The Rise of EU FDI Screening
Italy’s intervention with its “golden power” is a localized manifestation of a sweeping regulatory transformation across the European Union. For the better part of the last decade, high-profile Chinese acquisitions—such as ChemChina’s takeover of Pirelli and the Chinese Midea Group’s acquisition of German robotics firm Kuka—triggered a profound debate over strategic dependencies, technology transfer, and economic sovereignty.
In response, the EU adopted the FDI Screening Regulation in 2019, creating a formal framework for member states to share information and coordinate reviews of foreign investments that could pose a threat to security or public order across multiple member states. This framework, now part of the EU’s larger economic security and “de-risking” strategy, has encouraged nations like Italy to strengthen their own defensive mechanisms.
While the overall volume of Chinese M&A in Europe has declined significantly from its 2016 peak—partially due to Chinese capital controls—the deals that do proceed are increasingly concentrated in sensitive sectors, including digital, electronics, and health, keeping regulatory scrutiny high.
Why MediaWorld Triggers the Golden Power
The Ceconomy acquisition, while ostensibly retail, carries significant strategic weight that triggers Italy’s security concerns. The “golden power” is applied because MediaWorld operates critical consumer electronics infrastructure and collects vast amounts of customer data. The conditions Rome imposed, the specific nature of which remains confidential, are almost certainly designed to mitigate risks in areas such as:
- Cybersecurity and Data Protection: Ensuring that critical customer and commercial data remains compliant with EU standards and is not subject to extraterritorial access by a foreign state.

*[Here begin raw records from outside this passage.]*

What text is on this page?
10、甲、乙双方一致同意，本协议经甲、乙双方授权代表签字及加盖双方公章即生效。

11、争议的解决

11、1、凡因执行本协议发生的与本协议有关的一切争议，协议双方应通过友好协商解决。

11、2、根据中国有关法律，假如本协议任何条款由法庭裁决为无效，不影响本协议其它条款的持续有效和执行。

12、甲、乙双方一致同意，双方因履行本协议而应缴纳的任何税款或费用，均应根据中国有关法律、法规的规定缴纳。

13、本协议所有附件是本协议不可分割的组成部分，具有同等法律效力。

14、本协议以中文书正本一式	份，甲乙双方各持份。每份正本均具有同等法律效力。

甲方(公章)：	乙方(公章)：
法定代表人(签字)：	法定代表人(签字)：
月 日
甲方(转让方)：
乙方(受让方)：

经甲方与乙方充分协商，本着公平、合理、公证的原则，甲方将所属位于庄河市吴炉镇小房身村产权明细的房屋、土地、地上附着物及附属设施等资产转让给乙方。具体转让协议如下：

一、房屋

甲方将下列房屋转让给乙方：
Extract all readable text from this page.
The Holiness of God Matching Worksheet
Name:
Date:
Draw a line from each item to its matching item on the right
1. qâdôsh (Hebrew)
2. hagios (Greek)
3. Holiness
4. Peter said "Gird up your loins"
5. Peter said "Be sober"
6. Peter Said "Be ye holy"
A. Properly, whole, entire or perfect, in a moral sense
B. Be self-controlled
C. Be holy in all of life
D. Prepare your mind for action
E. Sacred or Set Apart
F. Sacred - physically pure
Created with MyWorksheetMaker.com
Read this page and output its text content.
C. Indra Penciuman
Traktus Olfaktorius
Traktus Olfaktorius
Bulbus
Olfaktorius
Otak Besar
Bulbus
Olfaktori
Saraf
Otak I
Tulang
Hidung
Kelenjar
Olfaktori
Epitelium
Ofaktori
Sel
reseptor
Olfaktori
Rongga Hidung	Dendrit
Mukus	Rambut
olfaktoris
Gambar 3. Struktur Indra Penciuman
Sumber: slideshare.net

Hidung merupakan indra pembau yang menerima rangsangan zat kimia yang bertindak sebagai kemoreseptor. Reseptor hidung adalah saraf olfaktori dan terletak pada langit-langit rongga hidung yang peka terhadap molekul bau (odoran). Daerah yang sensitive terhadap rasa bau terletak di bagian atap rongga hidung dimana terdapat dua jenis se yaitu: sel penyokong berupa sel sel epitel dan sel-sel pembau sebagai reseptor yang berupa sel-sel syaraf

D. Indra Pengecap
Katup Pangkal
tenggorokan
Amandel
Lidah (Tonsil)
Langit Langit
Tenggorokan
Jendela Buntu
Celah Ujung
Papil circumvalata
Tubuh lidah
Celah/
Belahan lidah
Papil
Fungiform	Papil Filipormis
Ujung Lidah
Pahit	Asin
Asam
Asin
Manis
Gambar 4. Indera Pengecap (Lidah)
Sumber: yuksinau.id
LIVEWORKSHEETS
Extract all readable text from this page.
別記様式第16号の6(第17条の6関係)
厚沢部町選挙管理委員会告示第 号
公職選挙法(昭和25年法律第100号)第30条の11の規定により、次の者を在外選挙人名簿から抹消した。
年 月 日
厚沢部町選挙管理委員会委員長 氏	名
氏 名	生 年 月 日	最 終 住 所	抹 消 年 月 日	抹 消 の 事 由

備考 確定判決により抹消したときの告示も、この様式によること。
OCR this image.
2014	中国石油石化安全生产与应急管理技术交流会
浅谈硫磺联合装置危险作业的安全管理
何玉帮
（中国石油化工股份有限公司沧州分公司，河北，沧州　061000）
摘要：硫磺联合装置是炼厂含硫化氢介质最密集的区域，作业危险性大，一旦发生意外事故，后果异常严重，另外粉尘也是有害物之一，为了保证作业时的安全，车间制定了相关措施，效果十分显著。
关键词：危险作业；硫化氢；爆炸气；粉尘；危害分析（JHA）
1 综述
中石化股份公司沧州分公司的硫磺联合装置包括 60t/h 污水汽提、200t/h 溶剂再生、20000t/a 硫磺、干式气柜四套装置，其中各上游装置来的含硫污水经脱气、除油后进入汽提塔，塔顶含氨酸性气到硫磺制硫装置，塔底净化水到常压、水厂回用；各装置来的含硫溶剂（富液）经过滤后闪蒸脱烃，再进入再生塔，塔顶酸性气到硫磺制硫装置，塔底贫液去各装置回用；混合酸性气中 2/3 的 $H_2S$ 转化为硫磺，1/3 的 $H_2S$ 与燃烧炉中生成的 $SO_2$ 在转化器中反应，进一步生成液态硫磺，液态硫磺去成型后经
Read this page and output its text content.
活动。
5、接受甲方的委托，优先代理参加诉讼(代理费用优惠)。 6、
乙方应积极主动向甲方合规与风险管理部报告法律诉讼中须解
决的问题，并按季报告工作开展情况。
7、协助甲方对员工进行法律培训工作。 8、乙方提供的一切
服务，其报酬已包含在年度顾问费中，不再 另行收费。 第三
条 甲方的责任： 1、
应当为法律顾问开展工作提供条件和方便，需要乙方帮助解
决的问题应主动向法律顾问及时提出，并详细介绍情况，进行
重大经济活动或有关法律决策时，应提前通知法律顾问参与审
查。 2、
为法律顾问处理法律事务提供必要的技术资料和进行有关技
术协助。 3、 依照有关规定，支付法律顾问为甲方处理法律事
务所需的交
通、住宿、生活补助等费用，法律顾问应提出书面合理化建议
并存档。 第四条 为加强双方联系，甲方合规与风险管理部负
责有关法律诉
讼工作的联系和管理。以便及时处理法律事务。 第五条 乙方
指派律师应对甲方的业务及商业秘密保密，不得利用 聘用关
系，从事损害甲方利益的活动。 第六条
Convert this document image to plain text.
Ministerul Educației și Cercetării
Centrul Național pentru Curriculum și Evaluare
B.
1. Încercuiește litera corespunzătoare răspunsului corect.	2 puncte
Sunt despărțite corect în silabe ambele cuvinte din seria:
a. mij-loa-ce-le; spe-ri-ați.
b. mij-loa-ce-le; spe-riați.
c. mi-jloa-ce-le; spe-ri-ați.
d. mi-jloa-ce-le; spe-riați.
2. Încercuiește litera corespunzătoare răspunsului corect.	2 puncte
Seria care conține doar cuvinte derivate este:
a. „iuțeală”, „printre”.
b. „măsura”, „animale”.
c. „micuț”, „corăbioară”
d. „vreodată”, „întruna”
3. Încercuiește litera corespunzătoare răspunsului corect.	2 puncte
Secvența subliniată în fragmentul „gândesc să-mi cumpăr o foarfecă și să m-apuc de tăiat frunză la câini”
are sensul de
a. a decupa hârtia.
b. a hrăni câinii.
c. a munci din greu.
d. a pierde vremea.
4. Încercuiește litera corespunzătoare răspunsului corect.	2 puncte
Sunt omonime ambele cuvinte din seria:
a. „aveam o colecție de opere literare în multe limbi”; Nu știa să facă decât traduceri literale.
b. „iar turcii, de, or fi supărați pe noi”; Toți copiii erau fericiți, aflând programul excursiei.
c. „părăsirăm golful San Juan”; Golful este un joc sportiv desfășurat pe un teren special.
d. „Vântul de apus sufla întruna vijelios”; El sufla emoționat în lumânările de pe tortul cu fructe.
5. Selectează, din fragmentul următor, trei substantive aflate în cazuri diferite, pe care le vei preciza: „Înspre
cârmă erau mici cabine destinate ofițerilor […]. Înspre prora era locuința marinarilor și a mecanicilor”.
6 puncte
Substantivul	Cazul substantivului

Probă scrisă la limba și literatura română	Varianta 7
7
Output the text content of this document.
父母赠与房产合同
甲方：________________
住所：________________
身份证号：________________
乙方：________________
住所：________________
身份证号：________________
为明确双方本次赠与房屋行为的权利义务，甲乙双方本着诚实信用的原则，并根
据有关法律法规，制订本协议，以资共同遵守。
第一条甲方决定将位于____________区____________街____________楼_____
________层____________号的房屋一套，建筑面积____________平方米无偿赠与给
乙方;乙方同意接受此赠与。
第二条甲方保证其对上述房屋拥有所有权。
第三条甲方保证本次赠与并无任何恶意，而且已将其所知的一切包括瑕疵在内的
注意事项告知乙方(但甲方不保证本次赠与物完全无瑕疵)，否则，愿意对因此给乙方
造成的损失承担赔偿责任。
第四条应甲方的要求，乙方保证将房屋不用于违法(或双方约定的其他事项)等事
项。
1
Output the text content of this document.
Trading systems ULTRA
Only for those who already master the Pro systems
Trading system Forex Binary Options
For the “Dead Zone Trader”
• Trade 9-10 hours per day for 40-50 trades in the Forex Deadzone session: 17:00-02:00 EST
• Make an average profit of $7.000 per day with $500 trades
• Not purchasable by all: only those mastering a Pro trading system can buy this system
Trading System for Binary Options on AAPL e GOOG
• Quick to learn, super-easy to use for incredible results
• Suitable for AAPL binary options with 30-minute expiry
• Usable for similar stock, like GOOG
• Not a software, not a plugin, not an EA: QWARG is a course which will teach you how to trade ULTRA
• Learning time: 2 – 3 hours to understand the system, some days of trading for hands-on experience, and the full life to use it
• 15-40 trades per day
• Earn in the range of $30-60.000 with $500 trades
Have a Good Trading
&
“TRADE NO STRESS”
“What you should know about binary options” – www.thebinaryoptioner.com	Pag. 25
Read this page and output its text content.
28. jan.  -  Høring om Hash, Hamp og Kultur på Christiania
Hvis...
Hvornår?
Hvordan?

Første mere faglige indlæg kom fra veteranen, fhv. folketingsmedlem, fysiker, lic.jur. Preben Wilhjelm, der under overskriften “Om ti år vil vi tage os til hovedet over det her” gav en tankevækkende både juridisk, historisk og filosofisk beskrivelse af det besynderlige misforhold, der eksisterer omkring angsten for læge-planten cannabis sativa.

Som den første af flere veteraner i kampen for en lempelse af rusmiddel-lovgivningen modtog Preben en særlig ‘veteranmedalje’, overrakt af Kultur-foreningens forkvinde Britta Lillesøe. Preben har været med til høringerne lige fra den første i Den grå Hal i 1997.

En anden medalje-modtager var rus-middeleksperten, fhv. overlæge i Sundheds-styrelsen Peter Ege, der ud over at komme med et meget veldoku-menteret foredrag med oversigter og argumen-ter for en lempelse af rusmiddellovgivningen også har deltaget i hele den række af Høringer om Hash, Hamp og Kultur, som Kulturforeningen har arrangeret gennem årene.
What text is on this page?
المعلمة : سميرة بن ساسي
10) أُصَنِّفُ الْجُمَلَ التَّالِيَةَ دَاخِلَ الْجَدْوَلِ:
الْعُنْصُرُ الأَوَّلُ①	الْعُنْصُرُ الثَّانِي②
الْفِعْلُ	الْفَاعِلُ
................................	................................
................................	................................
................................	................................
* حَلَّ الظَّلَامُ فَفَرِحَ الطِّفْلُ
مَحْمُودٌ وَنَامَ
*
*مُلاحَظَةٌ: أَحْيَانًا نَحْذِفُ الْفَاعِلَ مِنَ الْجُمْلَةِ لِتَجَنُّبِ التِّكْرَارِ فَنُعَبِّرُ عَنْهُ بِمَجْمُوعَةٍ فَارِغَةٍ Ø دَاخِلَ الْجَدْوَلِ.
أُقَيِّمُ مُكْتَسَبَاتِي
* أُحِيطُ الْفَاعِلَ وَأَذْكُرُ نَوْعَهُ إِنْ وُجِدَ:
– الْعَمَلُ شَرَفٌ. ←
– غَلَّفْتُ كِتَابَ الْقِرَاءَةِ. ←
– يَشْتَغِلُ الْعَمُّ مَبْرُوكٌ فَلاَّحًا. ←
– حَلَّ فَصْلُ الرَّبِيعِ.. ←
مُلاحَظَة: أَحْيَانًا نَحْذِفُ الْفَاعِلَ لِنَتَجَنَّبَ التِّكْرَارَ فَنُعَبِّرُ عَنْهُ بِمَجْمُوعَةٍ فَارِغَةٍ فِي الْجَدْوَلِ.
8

- Supply Chain Resilience: Guaranteeing the security of supply for vital electronic components and consumer goods, a vulnerability exposed during the global pandemic and geopolitical shocks.
- Technological Leakage: Preventing the transfer of sensitive operational know-how and advanced digital supply chain technologies from the German and Italian operations to China.
This regulatory caution is further fueled by geopolitical concerns that China is progressively diverting goods at lower prices to EU markets as a way of compensating for lost U.S. trade following the tariff policies adopted by President Donald Trump. JD.com, which competes globally with rivals like Alibaba and Amazon, is viewed not just as a retailer but as a sophisticated logistical and technological platform, making its entry into the European market a subject of national security, not just competition law.
The Italian cabinet’s decision, therefore, is not an isolated event but a clear signal that the era of unfettered Chinese acquisitions of European technology and strategic assets is over. The approval is conditional, reflecting a new European paradigm where investment is welcome, but control over strategic sectors must be guarded through state-level intervention to ensure “open strategic autonomy.”